Councilwoman Crowley: 'They Certainly Have Enough Money' In Budget To Fix Problems

NEW YORK (CBSNewYork) — A blistering new report raises troubling questions about safety hazards in and around city jails and prisons.

The report shows dozens of violations that include lack of fire exits and smoke alarms and major sprinkler problems.

And the plans to fix all this could extend an eye-popping 11 years.

CBS2’s Marcia Kramer is investigating why the Department of Correction hasn’t done anything about it.

“It’s simply dangerous. We should not have to wait for a horrible tragedy to happen before the city does what it’s supposed to do,” Councilwoman Elizabeth Crowley, D-Queens, told Kramer.

Crowley, chair of the committee that oversees the city’s Department of Correction, was furious after CBS2 showed her a report prepared for the agency’s federal monitor.

The May 2015 report said: “The lack of interest by DOC in completing projects or correcting any life safety deficiencies is significant.” Among other things, the report details delays in installing fire alarms and fire suppression systems. Those were just some of the worrisome findings:

* At the north infirmary on Rikers: Numerous life safety issues not being addressed, ranging from fire alarms to sprinklers to combustible loading.

* At the Anna M. Kross Center on Rikers, the recommendation that special smoke detection be provided in every cell was ignored.

“DOC has indicated that they will not provide the added detection,” the report said.

* At the Manhattan detention center, “the major life safety item is the inoperative stairwell pressurization system for maintaining the stairwells clear of smoke during a fire evacuation.”

One man Kramer spoke to was recently released from the Manhattan detention center.

“They got to fix it (because) the fire happened the other day,” Miguel Hernandez of Harlem said. “They got to fix it because they smoke in there all the time.”

With up to 11,000 inmates and thousands of guards and visitors, safety concerns are real. Crowley said it’s not like the department can’t afford the fixes.

Kramer: “Do they have enough money?”

Crowley: “They certainly have enough money. There’s hundreds of millions of dollars in their capital budget.”

Officials are also worried that failure to do the life safety fixes can result in tragedy. Comptroller Scott Stringer said 2,245 personal injury claims were filed last year against the DOC, A 37-percent increase.

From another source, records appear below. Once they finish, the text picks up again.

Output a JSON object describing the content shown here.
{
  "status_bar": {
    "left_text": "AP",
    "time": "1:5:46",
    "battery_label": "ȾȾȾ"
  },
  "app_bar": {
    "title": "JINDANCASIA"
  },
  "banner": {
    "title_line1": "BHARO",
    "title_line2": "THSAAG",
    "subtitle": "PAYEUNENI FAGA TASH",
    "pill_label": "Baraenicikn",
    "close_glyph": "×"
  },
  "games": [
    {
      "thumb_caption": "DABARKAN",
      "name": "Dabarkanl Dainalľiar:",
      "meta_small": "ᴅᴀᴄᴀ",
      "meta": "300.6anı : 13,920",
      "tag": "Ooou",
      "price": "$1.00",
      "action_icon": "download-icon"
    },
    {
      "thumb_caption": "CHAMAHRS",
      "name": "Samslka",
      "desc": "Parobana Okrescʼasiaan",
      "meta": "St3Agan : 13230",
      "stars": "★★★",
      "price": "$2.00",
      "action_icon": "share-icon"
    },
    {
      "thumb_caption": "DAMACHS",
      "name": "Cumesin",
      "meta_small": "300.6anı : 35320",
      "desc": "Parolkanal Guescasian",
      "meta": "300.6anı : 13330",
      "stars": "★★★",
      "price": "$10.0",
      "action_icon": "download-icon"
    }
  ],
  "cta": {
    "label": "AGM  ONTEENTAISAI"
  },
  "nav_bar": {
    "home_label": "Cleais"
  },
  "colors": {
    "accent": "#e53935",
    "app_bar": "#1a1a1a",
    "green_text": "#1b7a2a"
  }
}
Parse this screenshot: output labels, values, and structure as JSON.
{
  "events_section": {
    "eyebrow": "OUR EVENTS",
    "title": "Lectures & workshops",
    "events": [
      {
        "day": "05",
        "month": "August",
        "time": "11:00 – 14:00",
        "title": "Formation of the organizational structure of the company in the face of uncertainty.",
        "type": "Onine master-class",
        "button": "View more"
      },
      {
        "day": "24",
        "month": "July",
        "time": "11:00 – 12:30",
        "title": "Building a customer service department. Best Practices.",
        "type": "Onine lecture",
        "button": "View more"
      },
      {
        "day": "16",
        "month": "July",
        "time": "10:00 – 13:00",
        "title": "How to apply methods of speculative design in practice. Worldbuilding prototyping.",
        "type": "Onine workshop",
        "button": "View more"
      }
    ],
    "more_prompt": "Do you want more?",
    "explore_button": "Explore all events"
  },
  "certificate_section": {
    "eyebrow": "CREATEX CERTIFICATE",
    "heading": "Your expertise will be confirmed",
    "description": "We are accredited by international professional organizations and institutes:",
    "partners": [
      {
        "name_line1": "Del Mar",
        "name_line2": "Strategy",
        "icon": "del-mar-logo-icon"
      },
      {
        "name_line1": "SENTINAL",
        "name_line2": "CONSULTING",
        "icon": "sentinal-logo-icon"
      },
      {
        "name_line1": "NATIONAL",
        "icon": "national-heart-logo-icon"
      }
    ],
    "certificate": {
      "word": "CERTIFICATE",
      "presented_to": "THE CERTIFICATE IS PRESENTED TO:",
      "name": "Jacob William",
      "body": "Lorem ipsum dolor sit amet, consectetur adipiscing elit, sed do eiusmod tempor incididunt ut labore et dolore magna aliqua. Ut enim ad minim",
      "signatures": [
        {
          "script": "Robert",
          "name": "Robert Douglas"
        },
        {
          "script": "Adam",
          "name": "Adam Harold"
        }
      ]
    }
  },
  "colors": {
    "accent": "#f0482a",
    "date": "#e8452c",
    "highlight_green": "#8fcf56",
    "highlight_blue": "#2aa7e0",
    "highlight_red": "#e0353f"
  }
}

“The is a situation that has gone on far too long and we have to be mindful, not just because it puts financial pressure on the city, but it also has a human element, which is you do not want to put people in harm’s way,” Stringer said.

Late Thursday, a DOC spokesman said the agency “has robust fire evacuation procedures in place and Commissioner (Joseph) Ponte is committed to ensuring that staff and inmates alike are not at risk. The department has taken significant steps with FDNY to remedy these long-standing concerns.”

The DOC spokesman did not address a significant finding that it could take 11 years – until 2026 to fix everything.

The agency does admit to having over $100 million in the budget for fire safety and says it has installed new alarm systems in at least nine facilities, Kramer reported.